Oil prices rose on Thursday as Britain's largest oilfield was shut down for the second time in less than a week, and as a major US refinery prepared to re-start this month. US crude's discount to international benchmark North Sea Brent also narrowed after Genscape reported that oil stocks at the major US Cushing, Oklahoma delivery hub fell by more than a million barrels between May 31 and June 4.
--- Oil stocks at Cushing drop over 1m barrels
--- Brent premium to US oil dips
US crude also garnered support after BP Plc said an unit at the centre of a $4-billion revamp of its 405,000 barrel per day (bpd) Whiting, Indiana, refinery is on schedule to restart by the end of June. Brent crude oil futures for July settled 57 cents higher at $103.61 a barrel. US oil settled up $1.02 higher at $94.76 per barrel. The Brent-WTI spread dropped precipitously at around 9 am EDT, to $8.50 from nearly $9, in 20 minutes, before easing in to a range of $8.60 to $8.90.
The spread settled at $8.85 on Thursday, after swinging between around $7 and $10 in the past three weeks. "Genscape showing a million-barrel draw, I think that's lent some bullish sentiment to US crude, along with the news on Whiting," said Andy Lebow, vice president at Jefferies Bache in New York. The 200,000 bpd Buzzard oilfield in the UK North Sea has suffered a production outage, its operator Nexen said on Thursday, the second in less than a week. Buzzard had restarted earlier this week following an equipment failure.

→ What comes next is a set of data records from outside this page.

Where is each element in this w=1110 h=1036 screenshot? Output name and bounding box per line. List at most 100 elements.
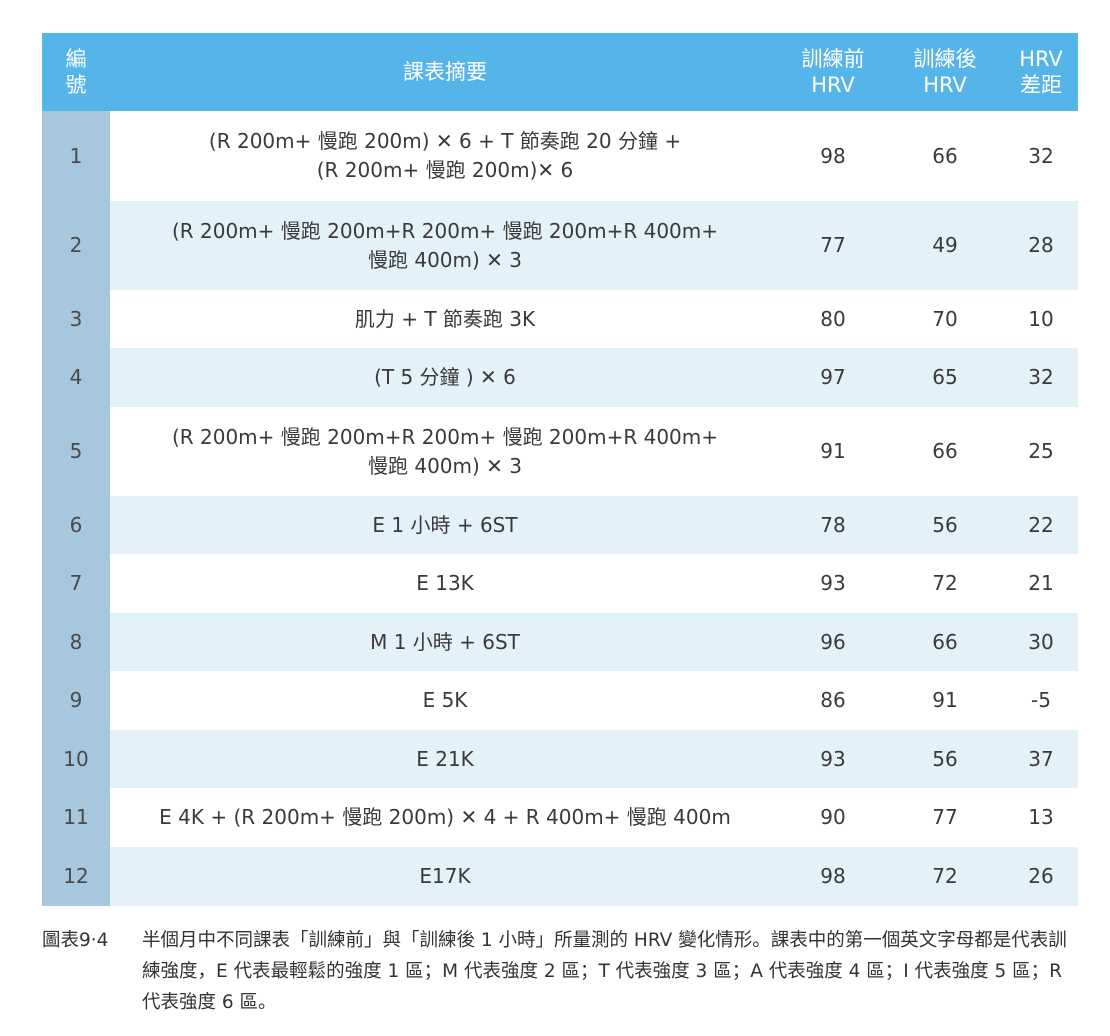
summary-line: (R 200m+ 慢跑 200m) ✕ 6 + T 節奏跑 20 分鐘 + xyxy=(208,129,682,153)
table-row: 12 E17K 98 72 26 xyxy=(42,847,1078,906)
row-hrv-diff: 28 xyxy=(1004,201,1078,290)
row-number: 3 xyxy=(42,290,110,348)
summary-line: E17K xyxy=(419,864,471,888)
row-number: 8 xyxy=(42,613,110,671)
hrv-table: 編 號 課表摘要 訓練前 HRV 訓練後 HRV HRV 差距 xyxy=(42,33,1078,906)
row-summary: E 4K + (R 200m+ 慢跑 200m) ✕ 4 + R 400m+ 慢… xyxy=(110,788,780,847)
header-number-line2: 號 xyxy=(65,73,87,97)
caption-text: 半個月中不同課表「訓練前」與「訓練後 1 小時」所量測的 HRV 變化情形。課表… xyxy=(142,930,1067,1013)
summary-line: (R 200m+ 慢跑 200m+R 200m+ 慢跑 200m+R 400m+ xyxy=(171,424,719,449)
row-post-hrv: 65 xyxy=(886,348,1004,407)
row-number: 5 xyxy=(42,407,110,496)
summary-line: 慢跑 400m) ✕ 3 xyxy=(367,453,522,478)
header-pre-line2: HRV xyxy=(811,73,855,97)
row-pre-hrv: 93 xyxy=(780,730,886,788)
row-hrv-diff: 13 xyxy=(1004,788,1078,847)
row-pre-hrv: 98 xyxy=(780,111,886,201)
caption-label: 圖表9‧4 xyxy=(42,930,109,951)
table-row: 2 (R 200m+ 慢跑 200m+R 200m+ 慢跑 200m+R 400… xyxy=(42,201,1078,290)
row-number: 7 xyxy=(42,554,110,613)
summary-line: E 1 小時 + 6ST xyxy=(372,512,518,537)
row-post-hrv: 72 xyxy=(886,554,1004,613)
row-hrv-diff: 10 xyxy=(1004,290,1078,348)
row-pre-hrv: 93 xyxy=(780,554,886,613)
row-summary: (T 5 分鐘 ) ✕ 6 xyxy=(110,348,780,407)
row-pre-hrv: 96 xyxy=(780,613,886,671)
header-post-line2: HRV xyxy=(923,73,967,97)
header-post-line1: 訓練後 xyxy=(913,47,977,71)
hrv-table-container: 編 號 課表摘要 訓練前 HRV 訓練後 HRV HRV 差距 xyxy=(42,33,1078,906)
row-summary: E 21K xyxy=(110,730,780,788)
table-row: 3 肌力 + T 節奏跑 3K 80 70 10 xyxy=(42,290,1078,348)
summary-line: 慢跑 400m) ✕ 3 xyxy=(367,247,522,272)
row-summary: 肌力 + T 節奏跑 3K xyxy=(110,290,780,348)
row-hrv-diff: 32 xyxy=(1004,348,1078,407)
table-row: 11 E 4K + (R 200m+ 慢跑 200m) ✕ 4 + R 400m… xyxy=(42,788,1078,847)
row-summary: (R 200m+ 慢跑 200m) ✕ 6 + T 節奏跑 20 分鐘 + (R… xyxy=(110,111,780,201)
row-post-hrv: 70 xyxy=(886,290,1004,348)
row-pre-hrv: 97 xyxy=(780,348,886,407)
header-diff-line2: 差距 xyxy=(1020,73,1062,97)
table-header-row: 編 號 課表摘要 訓練前 HRV 訓練後 HRV HRV 差距 xyxy=(42,33,1078,111)
row-number: 11 xyxy=(42,788,110,847)
row-post-hrv: 66 xyxy=(886,111,1004,201)
summary-line: (R 200m+ 慢跑 200m)✕ 6 xyxy=(316,158,574,182)
row-summary: E 13K xyxy=(110,554,780,613)
row-number: 6 xyxy=(42,496,110,554)
row-number: 2 xyxy=(42,201,110,290)
row-hrv-diff: 21 xyxy=(1004,554,1078,613)
header-pre-line1: 訓練前 xyxy=(801,47,865,71)
row-hrv-diff: 26 xyxy=(1004,847,1078,906)
row-summary: E 1 小時 + 6ST xyxy=(110,496,780,554)
summary-line: 肌力 + T 節奏跑 3K xyxy=(354,306,536,331)
row-pre-hrv: 86 xyxy=(780,671,886,730)
table-row: 4 (T 5 分鐘 ) ✕ 6 97 65 32 xyxy=(42,348,1078,407)
row-number: 10 xyxy=(42,730,110,788)
header-diff-line1: HRV xyxy=(1019,47,1063,71)
row-hrv-diff: 37 xyxy=(1004,730,1078,788)
header-hrv-diff: HRV 差距 xyxy=(1004,33,1078,111)
row-summary: E 5K xyxy=(110,671,780,730)
row-pre-hrv: 91 xyxy=(780,407,886,496)
header-summary: 課表摘要 xyxy=(110,33,780,111)
summary-line: E 13K xyxy=(416,571,474,595)
row-post-hrv: 72 xyxy=(886,847,1004,906)
row-summary: (R 200m+ 慢跑 200m+R 200m+ 慢跑 200m+R 400m+… xyxy=(110,407,780,496)
row-post-hrv: 56 xyxy=(886,730,1004,788)
row-hrv-diff: 22 xyxy=(1004,496,1078,554)
row-pre-hrv: 78 xyxy=(780,496,886,554)
row-summary: M 1 小時 + 6ST xyxy=(110,613,780,671)
summary-line: E 4K + (R 200m+ 慢跑 200m) ✕ 4 + R 400m+ 慢… xyxy=(159,805,731,829)
row-summary: E17K xyxy=(110,847,780,906)
row-hrv-diff: 25 xyxy=(1004,407,1078,496)
figure-caption: 圖表9‧4 半個月中不同課表「訓練前」與「訓練後 1 小時」所量測的 HRV 變… xyxy=(42,925,1082,1018)
row-pre-hrv: 77 xyxy=(780,201,886,290)
table-row: 10 E 21K 93 56 37 xyxy=(42,730,1078,788)
summary-line: (R 200m+ 慢跑 200m+R 200m+ 慢跑 200m+R 400m+ xyxy=(171,218,719,243)
row-post-hrv: 56 xyxy=(886,496,1004,554)
table-row: 9 E 5K 86 91 -5 xyxy=(42,671,1078,730)
summary-line: M 1 小時 + 6ST xyxy=(370,629,520,654)
table-row: 6 E 1 小時 + 6ST 78 56 22 xyxy=(42,496,1078,554)
row-post-hrv: 66 xyxy=(886,613,1004,671)
row-summary: (R 200m+ 慢跑 200m+R 200m+ 慢跑 200m+R 400m+… xyxy=(110,201,780,290)
summary-line: E 5K xyxy=(422,688,468,712)
row-hrv-diff: 30 xyxy=(1004,613,1078,671)
row-post-hrv: 49 xyxy=(886,201,1004,290)
row-number: 9 xyxy=(42,671,110,730)
table-row: 8 M 1 小時 + 6ST 96 66 30 xyxy=(42,613,1078,671)
row-hrv-diff: -5 xyxy=(1004,671,1078,730)
row-post-hrv: 77 xyxy=(886,788,1004,847)
header-pre-hrv: 訓練前 HRV xyxy=(780,33,886,111)
row-number: 12 xyxy=(42,847,110,906)
row-post-hrv: 91 xyxy=(886,671,1004,730)
table-row: 5 (R 200m+ 慢跑 200m+R 200m+ 慢跑 200m+R 400… xyxy=(42,407,1078,496)
table-row: 1 (R 200m+ 慢跑 200m) ✕ 6 + T 節奏跑 20 分鐘 + … xyxy=(42,111,1078,201)
summary-line: E 21K xyxy=(416,746,474,771)
summary-line: (T 5 分鐘 ) ✕ 6 xyxy=(374,365,516,389)
row-pre-hrv: 98 xyxy=(780,847,886,906)
row-number: 1 xyxy=(42,111,110,201)
row-hrv-diff: 32 xyxy=(1004,111,1078,201)
header-number: 編 號 xyxy=(42,33,110,111)
header-post-hrv: 訓練後 HRV xyxy=(886,33,1004,111)
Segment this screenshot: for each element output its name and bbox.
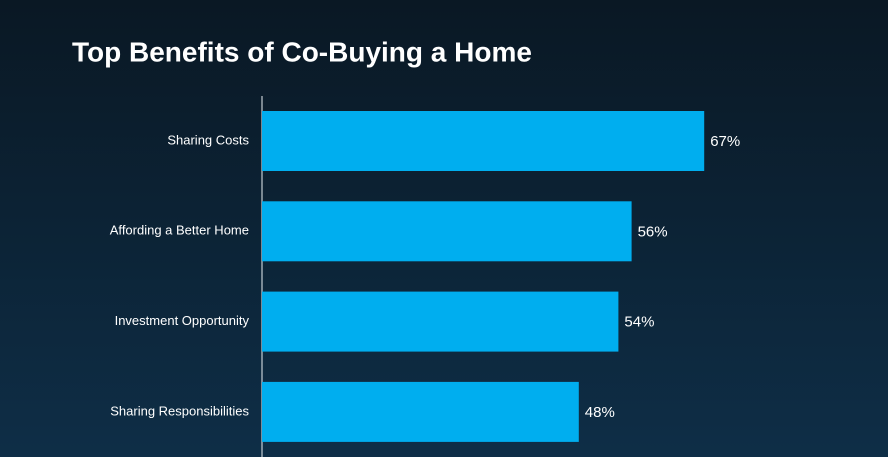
- data-label: 67%: [710, 133, 740, 150]
- y-tick-label: Sharing Responsibilities: [110, 403, 249, 418]
- bar: [262, 381, 579, 442]
- bar: [262, 291, 619, 352]
- data-label: 54%: [624, 314, 654, 331]
- y-tick-label: Affording a Better Home: [110, 223, 249, 238]
- y-tick-label: Sharing Costs: [167, 132, 249, 147]
- bar: [262, 111, 705, 171]
- chart-title: Top Benefits of Co-Buying a Home: [72, 36, 532, 67]
- data-label: 56%: [638, 223, 668, 240]
- data-label: 48%: [585, 404, 615, 421]
- bar: [262, 201, 632, 262]
- y-tick-label: Investment Opportunity: [115, 313, 250, 328]
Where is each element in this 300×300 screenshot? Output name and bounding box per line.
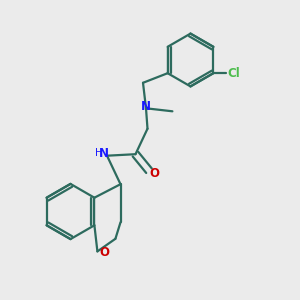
Text: O: O — [99, 246, 109, 260]
Text: N: N — [141, 100, 151, 113]
Text: H: H — [95, 148, 103, 158]
Text: O: O — [149, 167, 159, 180]
Text: Cl: Cl — [227, 67, 240, 80]
Text: N: N — [99, 147, 109, 160]
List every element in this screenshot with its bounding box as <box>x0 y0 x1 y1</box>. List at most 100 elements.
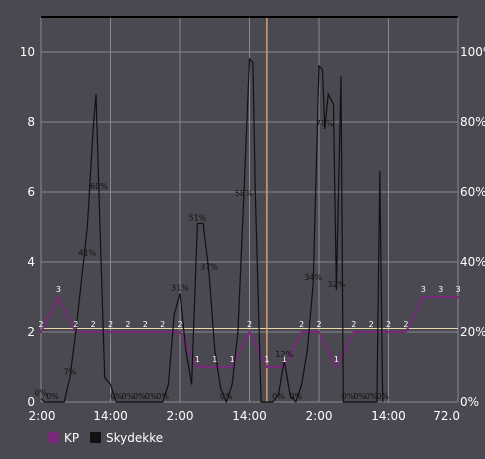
kp-data-label: 2 <box>351 320 356 329</box>
skydekke-data-label: 37% <box>200 263 218 272</box>
skydekke-data-label: 0% <box>272 392 285 401</box>
legend-label-skydekke: Skydekke <box>106 431 163 445</box>
skydekke-data-label: 7% <box>64 368 77 377</box>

The head of the European Central Bank said Thursday it would continue its policy of monetary easing, sending the euro to a one-month high against the dollar. ECB President Mario Draghi told a news conference the bank's easy monetary policy "should continue to support prospects for an economic recovery later in the year." "Draghi's comments came out this morning and you saw a pop in the euro. That's certainly lending support," said Stephen Schork, editor of The Schork Report in Villanova, Pennsylvania.
A weaker dollar makes dollar-denominated commodities such as oil cheaper for holders of other currencies. Stronger gasoline futures prices also propped up crude oil after government data on Wednesday showed that inventories fell unexpectedly, especially in the densely populated US East Coast, as the summer driving season kicks off, Schork said "It's the season for gasoline. The bulls tried to buy that number from the (US Energy Information Administration)." Gasoline futures settled up 1 percent or 2.79 cents at $2.8509 a gallon.
Data showing fewer Americans filing new claims for unemployment benefits supported prices, pointing to moderate job growth and more economic activity ahead. The market awaits US government data due on Friday which is expected to show jobs outside the farming sector increased by a lacklustre 170,000, according to a Reuters survey of economists. The oil market was also paying some attention to US National Hurricane Centre updates on Tropical Storm Andrea, which was headed for the Florida coast.